Я всегда полагал, что не так уж это существенно, в какой круг забросила меня судьба, – лишь бы я был в нем крупной фигурой. И для меня одинаково приятно, проявлять ли мои таланты, возглавляя небольшую партию или шайку или же командуя могучей армией, – так как я отнюдь не согласен с вами, что большие способности при низком положении часто пропадают втуне; напротив, я убежден, что они не могут пропасть. Я часто уверял сам себя, что в войсках Александра было не меньше тысячи человек, способных совершить то же, что сделал сам Александр.
Но если эти лица не были избраны или же предназначены для верховного командования, должны ли мы предположить, что они остались без добычи? Или что они удовольствовались долей, равной доле их товарищей? Конечно нет! В гражданском мире, бесспорно, тот же гений, те же дарования нередко отмечали наравне государственного мужа и плута, как мы именуем того, кого чернь называет вором.

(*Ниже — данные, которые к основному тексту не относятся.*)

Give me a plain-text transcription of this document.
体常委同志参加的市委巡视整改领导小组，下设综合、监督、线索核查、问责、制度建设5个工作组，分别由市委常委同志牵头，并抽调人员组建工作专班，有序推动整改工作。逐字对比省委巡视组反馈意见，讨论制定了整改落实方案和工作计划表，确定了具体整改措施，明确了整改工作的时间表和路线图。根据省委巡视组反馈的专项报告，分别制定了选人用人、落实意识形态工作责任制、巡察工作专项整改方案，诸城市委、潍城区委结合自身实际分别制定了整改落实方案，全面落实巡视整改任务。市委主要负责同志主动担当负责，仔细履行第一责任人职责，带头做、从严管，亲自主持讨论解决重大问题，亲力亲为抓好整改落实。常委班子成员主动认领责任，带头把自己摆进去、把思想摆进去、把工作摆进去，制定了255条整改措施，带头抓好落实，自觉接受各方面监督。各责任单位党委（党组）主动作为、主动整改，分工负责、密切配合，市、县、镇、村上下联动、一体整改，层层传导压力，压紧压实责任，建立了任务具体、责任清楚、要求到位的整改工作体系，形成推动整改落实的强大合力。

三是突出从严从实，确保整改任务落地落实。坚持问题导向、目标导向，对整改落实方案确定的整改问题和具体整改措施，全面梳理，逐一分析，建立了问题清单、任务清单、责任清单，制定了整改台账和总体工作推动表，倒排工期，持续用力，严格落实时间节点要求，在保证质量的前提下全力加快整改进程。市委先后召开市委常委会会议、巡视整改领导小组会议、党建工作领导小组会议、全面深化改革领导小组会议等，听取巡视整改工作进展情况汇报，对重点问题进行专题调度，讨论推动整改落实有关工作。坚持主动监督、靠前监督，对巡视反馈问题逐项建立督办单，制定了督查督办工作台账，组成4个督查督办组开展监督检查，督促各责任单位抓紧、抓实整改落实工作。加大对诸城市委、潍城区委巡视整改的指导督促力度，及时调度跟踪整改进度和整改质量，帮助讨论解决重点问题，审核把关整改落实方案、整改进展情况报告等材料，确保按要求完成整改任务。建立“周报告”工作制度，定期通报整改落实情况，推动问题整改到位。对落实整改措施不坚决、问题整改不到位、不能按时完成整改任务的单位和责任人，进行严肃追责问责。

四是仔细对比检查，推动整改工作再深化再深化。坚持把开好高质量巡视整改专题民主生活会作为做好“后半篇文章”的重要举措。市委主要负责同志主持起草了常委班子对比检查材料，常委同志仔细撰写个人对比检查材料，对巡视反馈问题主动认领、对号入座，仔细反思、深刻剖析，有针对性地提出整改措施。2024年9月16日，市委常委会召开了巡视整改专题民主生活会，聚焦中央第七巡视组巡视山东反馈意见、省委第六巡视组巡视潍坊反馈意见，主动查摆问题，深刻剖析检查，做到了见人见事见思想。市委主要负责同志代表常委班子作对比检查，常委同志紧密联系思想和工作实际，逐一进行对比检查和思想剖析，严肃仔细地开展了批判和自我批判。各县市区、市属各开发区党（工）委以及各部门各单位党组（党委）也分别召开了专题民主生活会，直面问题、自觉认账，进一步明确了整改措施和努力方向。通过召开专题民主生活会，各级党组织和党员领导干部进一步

Нередко те же качества и тот же образ действий, какие ставят человека во главе общества в высших слоях, поднимают его до главенства и в низших; и где тут существенная разница, если один кончает Тауэром, а другой Тайберном[32]? Разве это не пустое заблуждение, что плаха предпочтительнее виселицы, а топор – веревки? Итак, вы меня извините, если я не так легко загораюсь восторгом перед внешней стороной вещей и не склонен, как иные, отдавать предпочтение одному состоянию перед другим. Гинея стоит одинаково что в расшитом кошельке, что в кожаном, а треска останется треской – что на олове, что на серебряном блюде.
Граф отвечал на это так:
– То, что вы сейчас сказали, не снижает моей оценки ваших способностей, но утверждает меня во мнении о вредном воздействии дурного и низкого общества.